Documentary Studies Armed Rebellion in Puerto Rico 65 Years Ago


Moviemaker Jose Manuel Davila is shooting a feature film entitled “1950” about the armed uprising that some 100 members of the Puerto Rican Nationalist Party led 67 years ago against U.S. rule on the island, The Latin American Herald Tribune reports.

The film highlights the actions carried out by independence fighters between Oct. 30 and Nov. 10, 1950, Davila told Efe in an interview.

“It’s a very human documentary. In the project I didn’t want members of the Nationalist Party to look like a bunch of crazy people, without any fanaticism or nationalism on my part. I didn’t want to skid down either of those two slippery slopes, and if I end up doing that, I’ll see the whole thing as a failure,” the 30-year-old Puerto Rican said.

The graduate in filmmaking from the Autonomous University of Barcelona started working on the documentary while preparing his master’s thesis, which is about that group of Nationalist Party young people.

However, the thesis made no mention of the uprising on Oct. 30, 1950, in response to the move to make Puerto Rico a Free Associated State of the United States, the political status that was finally approved in 1952 and which continues to this day.

Blanca Canales proclaimed the Second Republic of Puerto Rico and for the first time the Puerto Rican flag was raised in public though the island was under U.S. control, and at a time when it was even forbidden to carry or display it.

Fighting broke out for several days in towns around the island, including Jayuya, which was bombed by the U.S. Air Force, and La Fortaleza, the San Juan residence of then-Gov. Luis Muñoz Marin.

Following the U.S. military attack against Jayuya, two Puerto Rican nationalists in Washington attacked Blair House, where President Harry S. Truman was then staying.

The president was unharmed, but one of the attackers and a White House police officer died in the incident.

In order to compile anecdotes about what happened more than six decades ago, Davila interviewed four members of the Nationalist Party who survived the uprising: Ricardo Diaz, Heriberto Marin, Edmilio Marin and Carlos Padilla.

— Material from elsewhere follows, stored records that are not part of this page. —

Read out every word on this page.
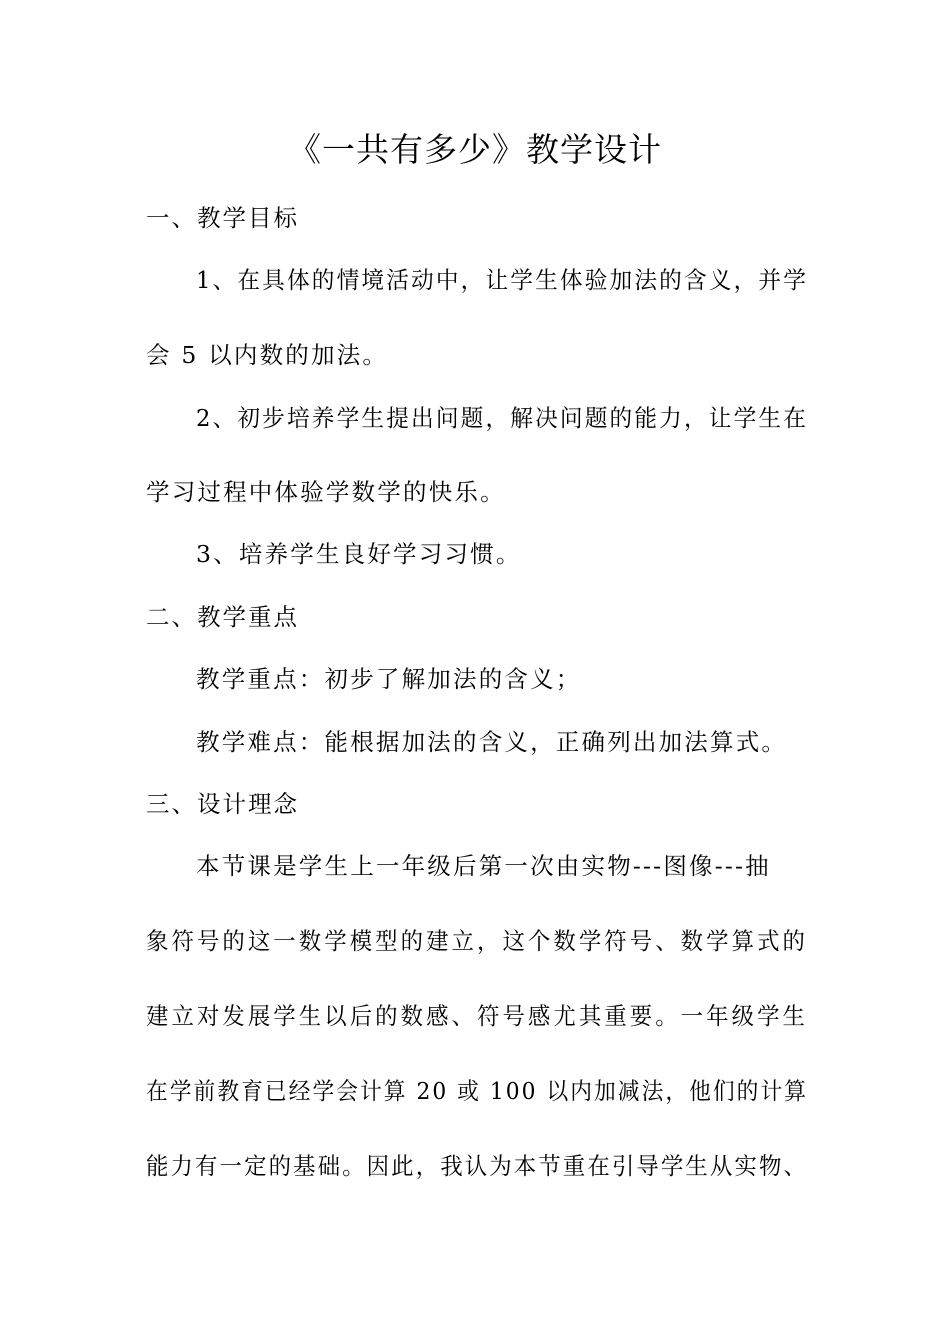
《一共有多少》教学设计

一、教学目标

1、在具体的情境活动中，让学生体验加法的含义，并学

会 5 以内数的加法。

2、初步培养学生提出问题，解决问题的能力，让学生在

学习过程中体验学数学的快乐。

3、培养学生良好学习习惯。

二、教学重点

教学重点：初步了解加法的含义；

教学难点：能根据加法的含义，正确列出加法算式。

三、设计理念

本节课是学生上一年级后第一次由实物---图像---抽

象符号的这一数学模型的建立，这个数学符号、数学算式的

建立对发展学生以后的数感、符号感尤其重要。一年级学生

在学前教育已经学会计算 20 或 100 以内加减法，他们的计算

能力有一定的基础。因此，我认为本节重在引导学生从实物、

“They are lives full of heroism and suffering, because they stood up to a great military power and went through years of suffering and imprisonment,” Davila said about the uprising in which 15 nationalists, nine police and National Guardsmen, and five civilians died.

Also taking part in those events as chief organizer was independence leader Pedro Albizu Campos, who, according to Davila, carried on the battle for several days before he was finally arrested.

That politician is today considered the leading figure of the last century’s fight for independence.

“Their purpose was to make a call to the world about the colonialism in Puerto Rico, for which its political status would soon become a farcical disguise, and they did not want to allow that,” Davila said.

The shoot of the feature film continues, but the production team hasn’t the money to continue filming, so a campaign is underway to collect funds through the Web, and to encourage those interested to donate what they can so the work can be finished.